How Retrieval-Augmented Generation works
A typical RAG system has two main components: a retriever and a generator. The retriever is usually a vector search index built from a corpus of documents. When each document is added to the index, an embedding model converts its chunks into numerical vectors; the same model embeds the incoming user query, and a similarity search (commonly nearest-neighbor lookup using cosine or dot-product distance) returns the chunks whose vectors are closest to the query. The top-ranked chunks are then inserted into the prompt that is sent to the large language model, often alongside instructions such as “answer using only the provided context.”
For example, if a user asks an internal company assistant “What is our parental leave policy?”, the retriever finds the relevant section of the employee handbook, and the language model uses those passages to compose a precise answer that quotes the policy. This pattern, introduced in the 2020 paper by Lewis et al. at Facebook AI Research, separates knowledge (stored in the index) from reasoning (performed by the model), which is why the approach scales well as source material changes.
Why it matters
RAG addresses three persistent problems with standalone language models.
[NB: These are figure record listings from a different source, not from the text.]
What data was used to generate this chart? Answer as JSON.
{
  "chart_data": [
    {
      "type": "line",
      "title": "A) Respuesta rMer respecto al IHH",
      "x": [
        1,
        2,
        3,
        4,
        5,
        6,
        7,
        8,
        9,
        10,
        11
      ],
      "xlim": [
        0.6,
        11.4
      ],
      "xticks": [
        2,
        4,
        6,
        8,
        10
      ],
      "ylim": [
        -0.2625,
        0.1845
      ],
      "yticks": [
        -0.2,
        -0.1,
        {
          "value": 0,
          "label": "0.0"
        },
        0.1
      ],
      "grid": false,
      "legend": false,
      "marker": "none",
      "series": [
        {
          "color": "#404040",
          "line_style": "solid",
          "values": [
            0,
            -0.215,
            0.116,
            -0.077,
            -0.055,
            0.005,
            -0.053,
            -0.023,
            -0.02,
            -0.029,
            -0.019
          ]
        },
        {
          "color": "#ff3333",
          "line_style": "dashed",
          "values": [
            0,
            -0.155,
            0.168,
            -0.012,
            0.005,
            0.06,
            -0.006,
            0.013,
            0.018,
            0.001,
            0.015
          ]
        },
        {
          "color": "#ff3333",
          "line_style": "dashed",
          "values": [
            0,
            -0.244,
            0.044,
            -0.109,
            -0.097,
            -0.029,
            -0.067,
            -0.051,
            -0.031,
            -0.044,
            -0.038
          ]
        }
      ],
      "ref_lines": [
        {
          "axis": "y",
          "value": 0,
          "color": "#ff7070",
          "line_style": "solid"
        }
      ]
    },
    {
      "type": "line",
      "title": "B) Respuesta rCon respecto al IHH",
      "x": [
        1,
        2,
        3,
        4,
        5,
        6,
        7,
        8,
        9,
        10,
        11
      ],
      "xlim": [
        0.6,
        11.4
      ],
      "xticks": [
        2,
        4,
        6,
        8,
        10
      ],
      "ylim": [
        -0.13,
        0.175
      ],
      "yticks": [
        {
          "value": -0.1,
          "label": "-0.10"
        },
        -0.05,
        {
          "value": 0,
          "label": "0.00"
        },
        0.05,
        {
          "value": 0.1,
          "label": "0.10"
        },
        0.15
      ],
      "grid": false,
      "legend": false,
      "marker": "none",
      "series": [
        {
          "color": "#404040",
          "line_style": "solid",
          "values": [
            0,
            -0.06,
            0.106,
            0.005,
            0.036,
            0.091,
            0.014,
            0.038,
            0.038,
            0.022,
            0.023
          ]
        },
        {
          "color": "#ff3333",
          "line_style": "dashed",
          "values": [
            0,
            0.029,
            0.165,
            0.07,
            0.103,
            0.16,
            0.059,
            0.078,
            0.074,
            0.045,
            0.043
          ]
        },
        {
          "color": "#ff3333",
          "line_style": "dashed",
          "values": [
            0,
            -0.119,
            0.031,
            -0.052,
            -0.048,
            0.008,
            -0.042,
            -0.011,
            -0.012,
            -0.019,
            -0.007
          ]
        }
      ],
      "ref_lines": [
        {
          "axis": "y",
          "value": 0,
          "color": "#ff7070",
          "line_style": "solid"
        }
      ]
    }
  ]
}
First, it reduces hallucinations because the model is anchored to retrieved text rather than improvising. Second, it lets a system reflect information that did not exist, or that has changed, since the model's training cutoff, simply by updating the index. Third, it makes the model's answers more verifiable: developers and users can inspect the retrieved chunks, cite them, and trace any claim back to a source document.
These properties make RAG the default pattern for enterprise question answering, customer support copilots, legal and compliance search, and AI assistants that need to operate over private or proprietary data without retraining the underlying model.
Key types and patterns
- Naive (or “Retrieve-and-Read”) RAG: a single retrieval step feeds the top-k chunks directly into the generator's prompt.
- Advanced RAG: adds query rewriting, re-ranking, and chunk-level filtering before generation to improve precision.
- Modular RAG: composes the pipeline from interchangeable components such as web search, SQL lookup, or API calls, and may loop between retrieval and generation.
- Graph RAG: builds a knowledge graph from the corpus and retrieves subgraphs of related entities, which can produce more contextual answers on connected data.
- Agentic RAG: lets the language model decide when and what to retrieve, often across multiple tools, before producing a final answer.
By decoupling storage of knowledge from the reasoning engine, RAG has become a foundational building block for production AI applications that need to be accurate, current, and auditable. The original research is described in Lewis et al., “Retrieval-Augmented Generation for Knowledge-Intensive NLP Tasks” (2020), and current best practices are documented in frameworks such as LlamaIndex and LangChain.